Ma resto dritta. Digna.
Sono in territorio nemico. Ogni passo falso sarebbe un banchetto per questi serpenti.
Allora mi bacia.
Un bacio lento. Forzato. Calcolato.
Vuole che mi sottometta. Che sia la compagna docile.
Resisto. Un secondo. Due. Il mio respiro si scontra col suo. Il mio cuore batte contro la mia gabbia toracica come una bestia rinchiusa.
Poi cedo. Per orgoglio. Per strategia. Per sfida.
Perché rifiuto di offrirgli l'umiliazione.
Ricambio il bacio. Giusto abbastanza per fargli credere di vincere. Giusto abbastanza perché tutti dubitino su chi manipoli chi.
Quando le nostre labbra si separano, un silenzio denso si installa intorno a noi. Come se ognuno avesse trattenuto il respiro.
Sandro
Mi ha baciato. Mi ha sfidato.
Mi ha eccitato come mai prima.
Crede di manipolarmi? Non ha idea del fuoco che sta alimentando.
Ma non è lei a preoccuparmi stasera.
È l'uomo in fondo alla sala.
Alba
Il mio sangue si gela.
Massimo Valente.
Il mio genitore. Il mio traditore.
È lì. Perfettamente calmo. Come se assistesse a un'opera. Il suo sguardo mi trafigge, ma è il suo sorriso che mi fa venire voglia di urlare. Quella piccola smorfia soddisfatta. Come se mi avesse modellata, offerta, domata.
Alza il suo bicchiere. In mio onore.
Sento le mie viscere contorcersi. Le mie gambe vacillare.

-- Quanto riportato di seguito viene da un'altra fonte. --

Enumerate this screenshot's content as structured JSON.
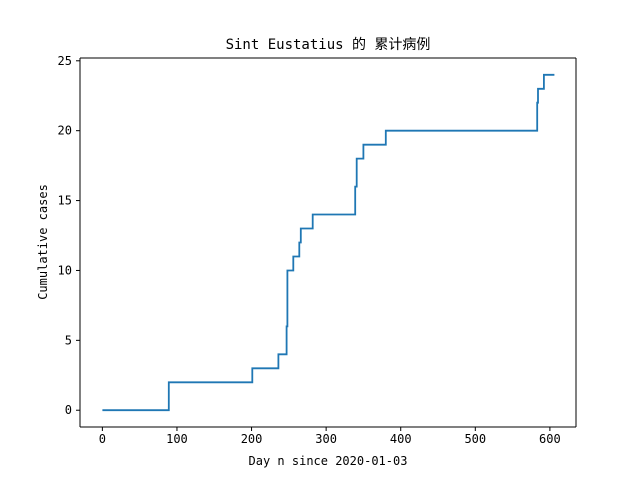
{
  "chart_data": {
    "type": "line",
    "title": "Sint Eustatius 的 累计病例",
    "xlabel": "Day n since 2020-01-03",
    "ylabel": "Cumulative cases",
    "xlim": [
      -30,
      635
    ],
    "ylim": [
      -1.2,
      25.2
    ],
    "xticks": [
      0,
      100,
      200,
      300,
      400,
      500,
      600
    ],
    "yticks": [
      0,
      5,
      10,
      15,
      20,
      25
    ],
    "grid": false,
    "series": [
      {
        "color": "#1f77b4",
        "step": "post",
        "x": [
          0,
          89,
          201,
          236,
          247,
          248,
          251,
          256,
          264,
          266,
          282,
          339,
          341,
          350,
          380,
          583,
          584,
          586,
          592,
          606
        ],
        "y": [
          0,
          2,
          3,
          4,
          6,
          10,
          10,
          11,
          12,
          13,
          14,
          16,
          18,
          19,
          20,
          22,
          23,
          23,
          24,
          24
        ]
      }
    ]
  }
}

Ma Sandro infila la sua mano nella mia schiena nuda e sussurra al mio orecchio:
— Rimani dritta. Mostra loro che sei mia. Non una debolezza. Una minaccia.
Lo odio. Per la sua voce. Per la sua giustezza.
Lo odio ancora di più perché il suo contatto mi brucia.
Allora sorrido. Per la prima volta.
Un sorriso da lupa. Da dannata leonessa.
E tutti lo vedono.
Le voci cambiano tono.
— Lo divorerà. È lei che dovrà temere, alla fine.
Stringo la mano di Sandro. Non come un’amante. Come un nemica. Una promessa.
Una dichiarazione di guerra silenziosa.
Credono di avermi incatenata.
Ma hanno appena risvegliato la mia versione peggiore.
E se devo ballare con il Diavolo stasera…
Allora che mi segua.
Perché non ho ancora detto la mia ultima parola.
Perché questo ballo non è solo quello dei serpenti.
È il ballo della mia rinascita.
E ho intenzione di far cadere una corona.